王様と臥所

 妙に体が重い。

 息苦しさを感じて、カットはうっすらと眼を開けていた。王の間にある寝台は布団が固くて寝心地がいまいちだ。

 そのため、どうしても眠りが浅くなる。

 ――父上は、よくこんな固い寝台でお休みになることが出来たものだ。

 苦笑しながら、カットは横に顔を向けていた。欧州唐檜で作られた寝台の縁には、樽板教会と同じようにユグドラシルの透かし彫りが施されている。

 寝台の縁に腰かけている人物がいることに気がつき、カットは眼を見開いていた。その人物が体を屈ませてくる。ふわりと長い黒髪が靡き、人物の体を覆っていた。
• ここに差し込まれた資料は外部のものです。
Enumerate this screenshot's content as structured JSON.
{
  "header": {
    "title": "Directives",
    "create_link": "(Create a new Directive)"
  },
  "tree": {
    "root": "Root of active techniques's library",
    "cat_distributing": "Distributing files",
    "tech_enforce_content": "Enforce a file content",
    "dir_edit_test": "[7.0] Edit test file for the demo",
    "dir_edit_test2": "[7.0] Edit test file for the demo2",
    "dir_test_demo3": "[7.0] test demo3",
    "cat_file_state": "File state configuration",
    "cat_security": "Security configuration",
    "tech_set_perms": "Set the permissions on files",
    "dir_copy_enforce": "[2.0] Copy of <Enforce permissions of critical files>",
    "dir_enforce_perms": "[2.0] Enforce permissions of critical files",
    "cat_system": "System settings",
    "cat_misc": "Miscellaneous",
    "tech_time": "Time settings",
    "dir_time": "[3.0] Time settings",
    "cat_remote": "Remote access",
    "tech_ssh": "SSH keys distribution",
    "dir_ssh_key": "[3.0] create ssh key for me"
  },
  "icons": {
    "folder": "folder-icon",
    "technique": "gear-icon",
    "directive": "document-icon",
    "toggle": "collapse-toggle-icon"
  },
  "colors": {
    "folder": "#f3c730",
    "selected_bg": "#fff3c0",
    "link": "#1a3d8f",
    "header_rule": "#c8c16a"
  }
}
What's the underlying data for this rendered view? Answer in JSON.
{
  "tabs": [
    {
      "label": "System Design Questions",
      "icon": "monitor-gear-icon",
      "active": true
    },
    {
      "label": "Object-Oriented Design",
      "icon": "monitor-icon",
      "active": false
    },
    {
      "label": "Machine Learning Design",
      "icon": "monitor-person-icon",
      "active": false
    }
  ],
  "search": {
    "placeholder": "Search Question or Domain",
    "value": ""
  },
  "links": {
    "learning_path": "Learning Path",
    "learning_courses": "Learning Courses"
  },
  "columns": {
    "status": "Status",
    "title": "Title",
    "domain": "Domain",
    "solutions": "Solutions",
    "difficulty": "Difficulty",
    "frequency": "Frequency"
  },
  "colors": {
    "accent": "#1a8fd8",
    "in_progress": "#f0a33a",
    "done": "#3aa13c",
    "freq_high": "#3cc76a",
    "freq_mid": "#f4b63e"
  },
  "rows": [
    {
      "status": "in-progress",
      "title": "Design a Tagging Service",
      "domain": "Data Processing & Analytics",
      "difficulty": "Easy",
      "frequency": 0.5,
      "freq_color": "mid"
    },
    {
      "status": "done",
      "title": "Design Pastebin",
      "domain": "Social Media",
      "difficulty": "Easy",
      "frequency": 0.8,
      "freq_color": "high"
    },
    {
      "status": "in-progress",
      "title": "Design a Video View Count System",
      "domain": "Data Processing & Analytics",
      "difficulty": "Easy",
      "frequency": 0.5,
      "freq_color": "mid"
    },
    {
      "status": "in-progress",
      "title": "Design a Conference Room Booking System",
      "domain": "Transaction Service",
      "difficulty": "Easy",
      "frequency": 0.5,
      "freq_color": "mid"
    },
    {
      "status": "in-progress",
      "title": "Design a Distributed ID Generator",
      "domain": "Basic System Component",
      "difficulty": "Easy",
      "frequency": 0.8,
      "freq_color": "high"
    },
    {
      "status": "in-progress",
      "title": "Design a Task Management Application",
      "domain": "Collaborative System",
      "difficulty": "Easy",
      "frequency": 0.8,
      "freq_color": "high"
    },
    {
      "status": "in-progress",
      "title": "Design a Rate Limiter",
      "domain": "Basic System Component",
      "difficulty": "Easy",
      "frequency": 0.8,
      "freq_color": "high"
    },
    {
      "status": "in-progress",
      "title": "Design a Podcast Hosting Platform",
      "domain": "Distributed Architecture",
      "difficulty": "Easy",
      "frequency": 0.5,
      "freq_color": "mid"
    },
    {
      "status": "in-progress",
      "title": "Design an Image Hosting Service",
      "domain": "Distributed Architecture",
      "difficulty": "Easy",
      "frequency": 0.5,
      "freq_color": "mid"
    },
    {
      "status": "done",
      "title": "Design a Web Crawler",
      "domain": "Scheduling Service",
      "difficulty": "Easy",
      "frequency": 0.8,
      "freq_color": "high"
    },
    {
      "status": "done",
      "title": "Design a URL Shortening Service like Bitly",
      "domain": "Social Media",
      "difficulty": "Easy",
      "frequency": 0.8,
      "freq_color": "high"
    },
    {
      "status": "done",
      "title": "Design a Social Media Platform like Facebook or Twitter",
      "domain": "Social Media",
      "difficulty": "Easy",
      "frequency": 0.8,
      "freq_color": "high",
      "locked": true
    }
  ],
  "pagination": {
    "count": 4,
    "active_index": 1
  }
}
 暗闇で切なげに光る赤い眼が印象的だ。細長い五指がカットの顔にのばされ、カットは眼を見開いていた。

「フィナ……?」

 何も言わず、フィナは寝台へと入り込んでくる。カットの体にまたがり、彼女は顔を近づけてきた。

「フィナっ!」

 カットは叫び、彼女の腕を掴んでいた。そのまま、フィナの両腕を掴んで、体を仰向けに倒す。

「あっ……」

 フィナの口から呻き声が漏れる。カットは急いで寝台から跳びおり、側の卓上に置かれていたランプを手に取った。

 ランプに火を灯したカットは息を呑んでいた。

 ベッドに倒れるフィナは何も纏っていなかったのだ。白い彼女の裸体は、ランプの灯りを反射しクリーム色に輝いていた。顔をあげ、艶やかな髪の間からフィナは不安げな眼を向けてくる。

「何を考えている? 君は……」

 口から出て来た声音は、想像以上に冷たいものだった。その言葉を聞いたフィナの眼が、怯えるように震えている。

「申し訳……ございません……」

 フィナは居住まいを正し、カットに頭を下げる。震えているフィナを見つめ、カットは顔を曇らせることしかできなかった。

「フィナ……」

 そっとフィナの肩に手を置く。

 フィナは顔をあげた。

 赤い眼が、不安げにカットに向けられている。そんな彼女の肩にカットは寝台の毛布をかけていた。

「陛下……」

「眼のやり場に困るからな……」

 フィナから顔を逸らし、カットは小さな声で言う。

 恥ずかしいことだがカットは女性を抱いたことが1度もない。ティーゲルが差し向けた女性たちがカットを夜這いしたこともあったが、そのたびにレヴが自分の身を守ってくれていた。

「陛下……」

 弱々しいフィナの声が自分を呼ぶ。カットは顔をあげフィナを見つめていた。

 フィナの赤い眼がカットに向けられている。切なげな視線をカットに向けながら、フィナは言葉を紡いだ。

「私を抱いてくださいますか……?」

 フィナの言葉にカットは眼を見開く。自身を抱く彼女を見つめ、カットはフィナの両肩を抱いていた。そっと彼女を寝台に押し倒す。

「あっ……」

 フィナが小さな悲鳴をあげる。ぎゅっと眼を瞑る彼女を見て、カットは嘆息していた。

「やめよう、フィナ……。震えてるじゃないか?」

 カットは優しくフィナの頬に手を添えていた。フィナがその手を掴む。

「でも、私のせいで陛下は……」

 フィナの視線はカットの猫耳に注がれていた。ふっとカットの中で、小さな怒りが生じる。

「君は、俺に抱かれる覚悟があるのか?」

 低い声をフィナにかけると、彼女は驚いた様子でカットを見つめてくる。カットはそんな彼女の裸体に馬乗りになり、両手を取り押さえた。

「いやっ!」

 フィナの唇から悲鳴があがる。そっとカットは彼女の両手から手を放し、言葉をかけていた。

「ほら、嫌がってるじゃないか……」

 震えるフィナの頬にカットは手を伸ばす。

「いやっ」

 だがフィナはカットの手を弾いてしまう。弾かれた手の甲が妙に痛くて、カットは顔を歪めていた。

 そんなカットを、フィナは眼を見開き凝視する。彼女は眼を歪め、両手で顔を覆った。

「ごめんなさい……。そんなつもりじゃなかったの……。ただ、あのときは凄くあなたが憎くて……」

「俺も、一緒だよ……」

 上擦った声をフィナはとぎれとぎれに発してみせる。そんなフィナに、カットは優しく声をかけていた。フィナは顔から両手を離し、カットを見あげてくる。

「君を悲しませたことを、ずっと後悔していた……」

「陛下?」

「ねぇフィナ、少し出かけないか?」

 笑みを深め、カットはフィナに問いかける。カットを見つめながら、フィナは不思議そうに眼をしばたたかせた。